Article Text

  1. D. N. Khalil,
  2. W. P. Tansey
  1. Cold Spring Harbor Labs, Cold Spring Harbor, NY.


Recent data suggest that excessive c-Myc expression is important in maintaining and preventing the regression of prostate cancer. Separate studies have shown that MBP1 can cause prostate cancer regression in mouse systems. A rapid convergence of evidence from our laboratory and others led us to hypothesize that MBP1 and Myc are interacting in prostate cancer cells to affect tumor progression. Yeast-two-hybrid screening for proteins that interact with Myc yielded several independent isolates of MBP1. Interestingly, Myc and MBP1 have striking functional similarities with regard to apoptosis and gene repression, processes that have direct implications for cancer progression. Considering the role of Myc and the specific role of MBP1 in prostate cancer, we therefore hypothesize that the interaction between MBP1 and Myc is a key determinant of malignancy in prostate cancer.

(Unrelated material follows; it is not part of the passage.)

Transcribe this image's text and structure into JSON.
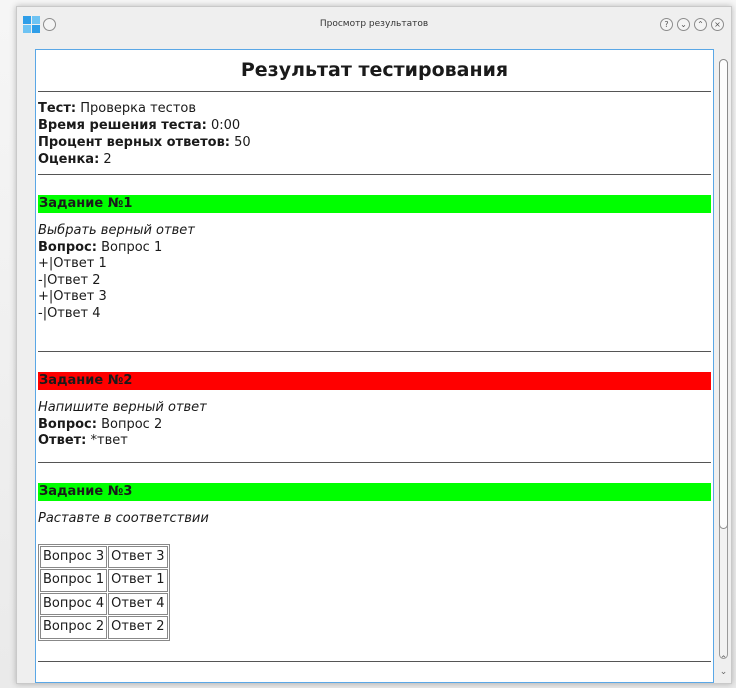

We aim (1) to confirm the interaction between Myc and MBP1 and determine if this interaction is prostate cancer specific; (2) to determine if MBP1 affects Myc's regulation of target genes; and (3) to determine if the MBP1-Myc interaction affects cellular transformation and cancer-affecting processes. Our preliminary data suggest that there is a strong interaction between Myc and MBP1. We have characterized antibodies and siRNA sequences that can be effectively used to detect and knock down MBP1. Using these tools and others, we will confirm the Myc-MBP1 interaction using coimmunoprecipitation (coIP) experiments. We will also use coIP to identify mutants of each protein that cannot bind the other. We will use quantitative PCR and chromatin IP to establish if MBP1 affects Myc gene regulation, particularly gene repression. We will use the TUNEL assay to determine if MBP1 and Myc affect each other's apoptosis-inducing properties. Finally, we will assay the effect that the Myc-MBP1 interaction has on cellular transformation, examining anchorage-independent growth, loss of contact inhibition, and the ability to produce a tumor in nude mice. These experiments will be complemented with parallel studies in nonprostate and noncancer cells to determine if the interaction, or its properties, are prostate or, more importantly, prostate cancer specific. These data can potentially yield a diagnostic assay for early detection of prostate cancer. They can also expose an Achilles' heel of prostate cancer against which drugs can be targeted.